Published in Nature Communications, the UCLA study describes an AI-based staining approach that can process label-free autopsy tissue samples. The system uses a trained neural network to process and transform autofluorescence microscopic images of autopsy tissue sections to their hematoxylin and eosin (H&E)-stained counterparts. H&E staining is one of the primary stains used in histology to label different parts of a tissue section from an autopsy or biopsy. In addition to mitigating autolysis-induced decomposition observed in traditional chemical staining of autopsy samples, the approach is also faster, cheaper and easier.

“This is a green technology that eliminates tissue waste, and reduces manual labor, toxic reagents and waste water involved in the traditional staining process,” said Ozcan, who leads the Ozcan Research Group. “The method has great potential for widespread applications in histology.” Ozcan also holds faculty appointments in the Department of Bioengineering and the David Geffen School of Medicine at UCLA. He is the associate director of entrepreneurship, industry and academic exchange at the California NanoSystems Institute at UCLA.

“This is a green technology that eliminates tissue waste, and reduces manual labor, toxic reagents and waste water involved in the traditional staining process,” said Aydogan Ozcan.

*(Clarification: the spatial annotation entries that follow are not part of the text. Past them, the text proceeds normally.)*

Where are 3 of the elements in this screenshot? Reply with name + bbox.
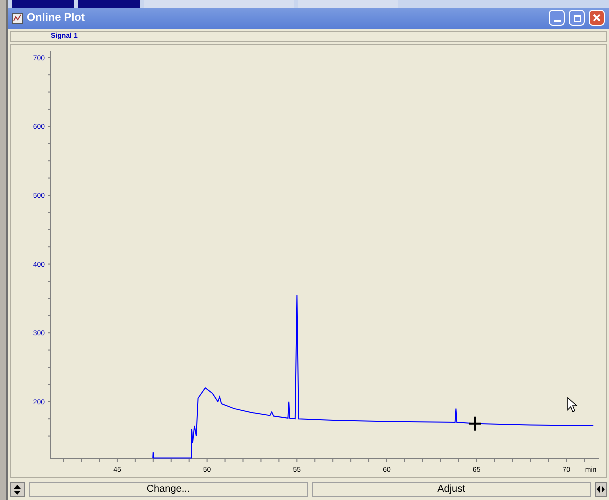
toolbar-button[interactable]: Change...	[29, 482, 308, 497]
toolbar-button[interactable]: Adjust	[312, 482, 591, 497]
window-title: Online Plot	[27, 11, 86, 26]
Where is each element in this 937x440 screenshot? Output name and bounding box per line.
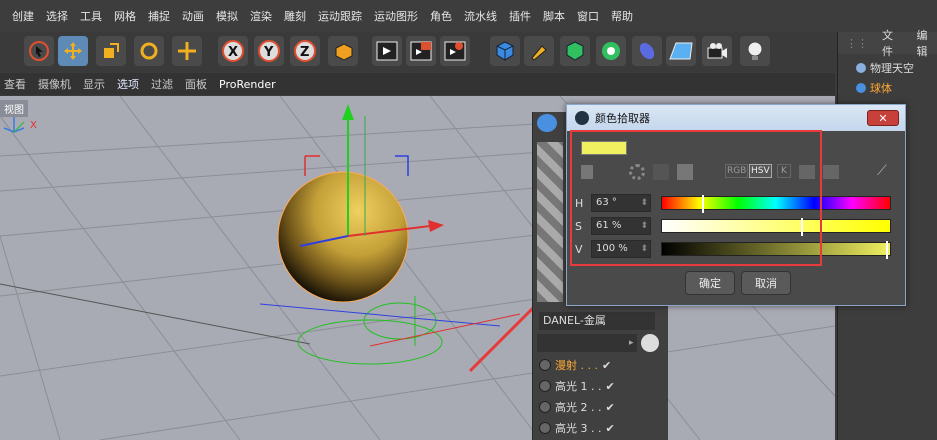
menu-bar: 创建 选择 工具 网格 捕捉 动画 模拟 渲染 雕刻 运动跟踪 运动图形 角色 流水线 插件 脚本 窗口 帮助 xyxy=(0,0,937,32)
subdivision-icon[interactable] xyxy=(560,36,590,66)
live-select-icon[interactable] xyxy=(24,36,54,66)
menu-item[interactable]: 动画 xyxy=(182,8,204,24)
swatches-icon[interactable] xyxy=(823,165,839,179)
pointer-icon[interactable] xyxy=(641,334,659,352)
menu-edit[interactable]: 编辑 xyxy=(917,27,937,59)
dialog-title: 颜色拾取器 xyxy=(595,112,650,125)
menu-item[interactable]: 雕刻 xyxy=(284,8,306,24)
channel-diffuse[interactable]: 漫射 . . . ✔ xyxy=(539,356,611,374)
menu-item[interactable]: 选择 xyxy=(46,8,68,24)
camera-icon[interactable] xyxy=(702,36,732,66)
dialog-titlebar[interactable]: 颜色拾取器 xyxy=(567,105,905,131)
y-axis-icon[interactable]: Y xyxy=(254,36,284,66)
menu-item[interactable]: 窗口 xyxy=(577,8,599,24)
sphere-icon xyxy=(856,83,866,93)
color-pick-icon[interactable]: ⟋ xyxy=(877,163,887,179)
transform-icon[interactable] xyxy=(172,36,202,66)
sky-icon xyxy=(856,63,866,73)
close-button[interactable]: ✕ xyxy=(867,110,899,126)
menu-item[interactable]: 渲染 xyxy=(250,8,272,24)
viewport-menu-item[interactable]: 显示 xyxy=(83,76,105,92)
material-dropdown[interactable] xyxy=(537,334,637,352)
light-icon[interactable] xyxy=(740,36,770,66)
channel-spec3[interactable]: 高光 3 . . ✔ xyxy=(539,419,615,437)
menu-item[interactable]: 模拟 xyxy=(216,8,238,24)
menu-item[interactable]: 插件 xyxy=(509,8,531,24)
ok-button[interactable]: 确定 xyxy=(685,271,735,295)
dropdown-arrow-icon[interactable]: ▸ xyxy=(629,334,639,352)
channel-label: 漫射 . . . xyxy=(555,359,598,372)
toolbar: X Y Z xyxy=(0,32,835,72)
menu-item[interactable]: 创建 xyxy=(12,8,34,24)
pen-icon[interactable] xyxy=(524,36,554,66)
material-name: DANEL-金属 xyxy=(539,312,655,330)
viewport-menu-item[interactable]: 摄像机 xyxy=(38,76,71,92)
channel-spec2[interactable]: 高光 2 . . ✔ xyxy=(539,398,615,416)
viewport-menu-item[interactable]: 面板 xyxy=(185,76,207,92)
menu-item[interactable]: 流水线 xyxy=(464,8,497,24)
x-axis-icon[interactable]: X xyxy=(218,36,248,66)
check-icon[interactable]: ✔ xyxy=(605,401,614,414)
floor-icon[interactable] xyxy=(666,36,696,66)
svg-text:X: X xyxy=(228,45,238,60)
object-item-sky[interactable]: 物理天空 xyxy=(870,60,914,76)
app-logo-icon xyxy=(575,111,589,125)
menu-file[interactable]: 文件 xyxy=(882,27,903,59)
radio-icon[interactable] xyxy=(539,401,551,413)
viewport-menu-item[interactable]: 过滤 xyxy=(151,76,173,92)
check-icon[interactable]: ✔ xyxy=(605,422,614,435)
render-settings-icon[interactable] xyxy=(440,36,470,66)
svg-text:Z: Z xyxy=(300,45,309,60)
material-preview-icon xyxy=(537,142,563,302)
cube-icon[interactable] xyxy=(490,36,520,66)
menu-item[interactable]: 角色 xyxy=(430,8,452,24)
scale-icon[interactable] xyxy=(96,36,126,66)
viewport-menu-item[interactable]: 选项 xyxy=(117,76,139,92)
channel-spec1[interactable]: 高光 1 . . ✔ xyxy=(539,377,615,395)
viewport-menu: 查看 摄像机 显示 选项 过滤 面板 ProRender xyxy=(0,73,835,95)
grip-icon: ⋮⋮ xyxy=(846,36,868,50)
viewport-label: 视图 xyxy=(0,100,28,117)
menu-item[interactable]: 工具 xyxy=(80,8,102,24)
channel-label: 高光 3 . . xyxy=(555,422,602,435)
svg-text:Y: Y xyxy=(263,45,274,60)
object-item-sphere[interactable]: 球体 xyxy=(870,80,892,96)
coordinate-system-icon[interactable] xyxy=(328,36,358,66)
highlight-box xyxy=(570,130,822,266)
cloner-icon[interactable] xyxy=(596,36,626,66)
check-icon[interactable]: ✔ xyxy=(605,380,614,393)
viewport-menu-item[interactable]: ProRender xyxy=(219,78,276,91)
render-view-icon[interactable] xyxy=(372,36,402,66)
radio-icon[interactable] xyxy=(539,380,551,392)
channel-label: 高光 2 . . xyxy=(555,401,602,414)
material-manager-icon xyxy=(537,114,557,132)
menu-item[interactable]: 运动跟踪 xyxy=(318,8,362,24)
check-icon[interactable]: ✔ xyxy=(602,359,611,372)
radio-icon[interactable] xyxy=(539,359,551,371)
value-marker[interactable] xyxy=(886,241,888,259)
menu-item[interactable]: 脚本 xyxy=(543,8,565,24)
menu-item[interactable]: 帮助 xyxy=(611,8,633,24)
menu-item[interactable]: 运动图形 xyxy=(374,8,418,24)
axis-x-label: X xyxy=(30,120,37,131)
cancel-button[interactable]: 取消 xyxy=(741,271,791,295)
rotate-icon[interactable] xyxy=(134,36,164,66)
viewport-menu-item[interactable]: 查看 xyxy=(4,76,26,92)
z-axis-icon[interactable]: Z xyxy=(290,36,320,66)
menu-item[interactable]: 网格 xyxy=(114,8,136,24)
deformer-icon[interactable] xyxy=(632,36,662,66)
move-icon[interactable] xyxy=(58,36,88,66)
render-picture-viewer-icon[interactable] xyxy=(406,36,436,66)
radio-icon[interactable] xyxy=(539,422,551,434)
menu-item[interactable]: 捕捉 xyxy=(148,8,170,24)
channel-label: 高光 1 . . xyxy=(555,380,602,393)
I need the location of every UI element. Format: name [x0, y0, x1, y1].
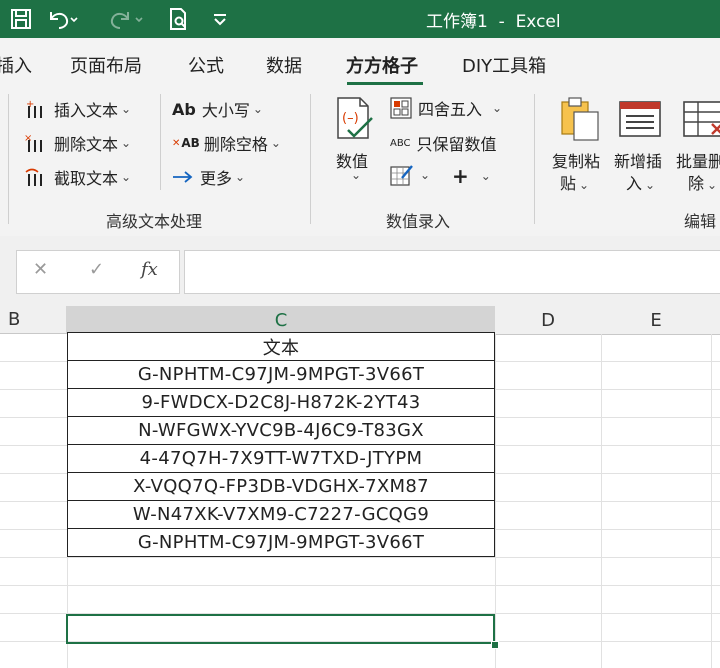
- more-button[interactable]: 更多 ⌄: [172, 165, 245, 189]
- column-header-e[interactable]: E: [601, 306, 712, 335]
- table-cell[interactable]: 4-47Q7H-7X9TT-W7TXD-JTYPM: [67, 445, 495, 473]
- group-label-numeric-entry: 数值录入: [386, 212, 451, 231]
- cancel-icon[interactable]: ✕: [33, 259, 48, 280]
- formula-controls: ✕ ✓ fx: [16, 250, 180, 294]
- svg-text:(–): (–): [342, 111, 359, 126]
- redo-icon[interactable]: [104, 6, 148, 32]
- numeric-button[interactable]: (–) 数值 ⌄: [334, 96, 374, 186]
- group-label-text-processing: 高级文本处理: [106, 212, 203, 231]
- extract-text-icon: [25, 168, 42, 186]
- case-label: 大小写: [201, 101, 250, 120]
- title-bar: 工作簿1 - Excel: [0, 0, 720, 38]
- keep-numbers-label: 只保留数值: [416, 135, 497, 154]
- insert-rows-icon: [619, 101, 661, 137]
- tab-formulas[interactable]: 公式: [188, 52, 224, 78]
- tab-data[interactable]: 数据: [266, 52, 302, 78]
- keep-numbers-icon: ABC: [390, 137, 411, 149]
- table-cell[interactable]: 9-FWDCX-D2C8J-H872K-2YT43: [67, 389, 495, 417]
- table-cell[interactable]: G-NPHTM-C97JM-9MPGT-3V66T: [67, 361, 495, 389]
- tab-insert[interactable]: 插入: [0, 52, 32, 78]
- table-cell[interactable]: G-NPHTM-C97JM-9MPGT-3V66T: [67, 529, 495, 557]
- group-separator: [160, 94, 161, 190]
- column-header-partial: [711, 306, 720, 335]
- insert-new-button[interactable]: 新增插 入 ⌄: [614, 96, 674, 196]
- round-button[interactable]: 四舍五入 ⌄: [390, 96, 502, 120]
- window-title: 工作簿1 - Excel: [426, 12, 561, 32]
- numeric-icon: (–): [337, 97, 373, 139]
- undo-icon[interactable]: [44, 6, 80, 32]
- copy-paste-label-line1: 复制粘: [552, 152, 601, 171]
- formula-input[interactable]: [184, 250, 720, 294]
- keep-numbers-button[interactable]: ABC 只保留数值: [390, 131, 497, 155]
- arrow-right-icon: [173, 171, 193, 183]
- print-preview-icon[interactable]: [164, 6, 194, 32]
- chevron-down-icon: ⌄: [351, 168, 362, 182]
- active-cell[interactable]: [66, 614, 495, 644]
- clipboard-icon: [561, 97, 599, 141]
- group-separator: [8, 94, 9, 224]
- delete-spaces-label: 删除空格: [203, 135, 268, 154]
- tab-diy-toolbox[interactable]: DIY工具箱: [462, 52, 546, 78]
- active-tab-indicator: [347, 82, 423, 85]
- add-button[interactable]: + ⌄: [452, 164, 491, 188]
- delete-text-label: 删除文本: [54, 135, 119, 154]
- svg-text:+: +: [26, 99, 34, 110]
- column-header-b[interactable]: B: [0, 306, 67, 334]
- formula-bar-area: ✕ ✓ fx: [0, 236, 720, 306]
- round-icon: [390, 97, 412, 119]
- case-button[interactable]: Ab 大小写 ⌄: [172, 97, 263, 121]
- insert-text-button[interactable]: + 插入文本 ⌄: [24, 97, 131, 121]
- plus-icon: +: [452, 164, 469, 188]
- delete-spaces-x-icon: ✕: [172, 137, 181, 149]
- insert-text-icon: +: [26, 99, 42, 118]
- table-cell[interactable]: W-N47XK-V7XM9-C7227-GCQG9: [67, 501, 495, 529]
- batch-delete-button[interactable]: 批量删 除 ⌄: [676, 96, 720, 196]
- insert-new-label-line2: 入: [626, 174, 643, 193]
- delete-text-button[interactable]: × 删除文本 ⌄: [24, 131, 131, 155]
- customize-qat-icon[interactable]: [208, 6, 232, 32]
- grid-line: [0, 557, 720, 558]
- batch-delete-label-line2: 除: [688, 174, 705, 193]
- enter-icon[interactable]: ✓: [89, 259, 104, 280]
- ribbon: + 插入文本 ⌄ × 删除文本 ⌄ 截取文本 ⌄ Ab 大小写 ⌄ ✕ AB 删除空格 ⌄…: [0, 88, 720, 237]
- tab-fangfanggezi[interactable]: 方方格子: [346, 52, 418, 78]
- insert-function-icon[interactable]: fx: [141, 259, 158, 280]
- data-table: 文本 G-NPHTM-C97JM-9MPGT-3V66T 9-FWDCX-D2C…: [67, 332, 495, 557]
- group-label-edit: 编辑: [684, 212, 717, 231]
- delete-spaces-icon: AB: [181, 136, 200, 150]
- extract-text-label: 截取文本: [54, 169, 119, 188]
- table-cell[interactable]: X-VQQ7Q-FP3DB-VDGHX-7XM87: [67, 473, 495, 501]
- case-icon: Ab: [172, 99, 196, 119]
- delete-text-icon: ×: [24, 133, 42, 152]
- extract-text-button[interactable]: 截取文本 ⌄: [24, 165, 131, 189]
- insert-new-label-line1: 新增插: [614, 152, 663, 171]
- group-separator: [310, 94, 311, 224]
- copy-paste-label-line2: 贴: [560, 174, 577, 193]
- edit-cells-icon: [390, 165, 413, 186]
- delete-rows-icon: [683, 101, 720, 137]
- table-header-cell[interactable]: 文本: [67, 332, 495, 361]
- ribbon-tabs: 插入 页面布局 公式 数据 方方格子 DIY工具箱: [0, 38, 720, 88]
- group-separator: [534, 94, 535, 224]
- column-header-d[interactable]: D: [495, 306, 602, 335]
- copy-paste-button[interactable]: 复制粘 贴 ⌄: [552, 96, 612, 196]
- cell-edit-button[interactable]: ⌄: [390, 164, 430, 186]
- tab-page-layout[interactable]: 页面布局: [70, 52, 142, 78]
- fill-handle[interactable]: [491, 641, 499, 649]
- more-label: 更多: [200, 169, 233, 188]
- batch-delete-label-line1: 批量删: [676, 152, 720, 171]
- grid-line: [0, 585, 720, 586]
- round-label: 四舍五入: [418, 100, 483, 119]
- table-cell[interactable]: N-WFGWX-YVC9B-4J6C9-T83GX: [67, 417, 495, 445]
- delete-spaces-button[interactable]: ✕ AB 删除空格 ⌄: [172, 131, 281, 155]
- insert-text-label: 插入文本: [54, 101, 119, 120]
- save-icon[interactable]: [6, 6, 36, 32]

The team demonstrated its technique in a series of blind tests, with pathologists from UCLA and other medical centers evaluating the staining quality of test images from autopsy tissue samples without knowing which images were virtually or chemically stained. The tests confirmed there was no observable difference in nuclear, cytoplasmic and extracellular details shown in the virtually and chemically stained H&E images obtained from well-preserved tissue regions. In fact, the virtual staining method clearly revealed much more detailed features, particularly in tissue samples severely affected by autolysis, such as COVID-19 samples, where notable delays in tissue preservation had occurred.

Funding for the research came from the National Science Foundation’s Biophotonics Program and the National Institutes of Health’s National Center for Interventional Biophotonic Technologies. 

The research was completed in collaboration with Dr. Jonathan Zuckerman and Dr. Sepehr Hamidi from the Department of Pathology of the David Geffen School of Medicine at UCLA; Dr. Anatoly Urisman from the Department of Pathology at UC San Francisco; Dr. William Dean Wallace from the Department of Pathology at the USC Keck School of Medicine; and Dr. Tal Keidar Haran from the Department of Pathology at the Hadassah Hebrew University Medical Center in Israel.

Other authors of the paper are members of Ozcan Lab: UCLA Samueli postdoctoral scholar Dr. Nir Pillar, as well as Yuzhu Li, Jingxi Li, Tairan Liu, Di Wu, Songyu Sun, Guangdong Ma, Kevin de Haan, Luzhe Huang and Yijie Zhang.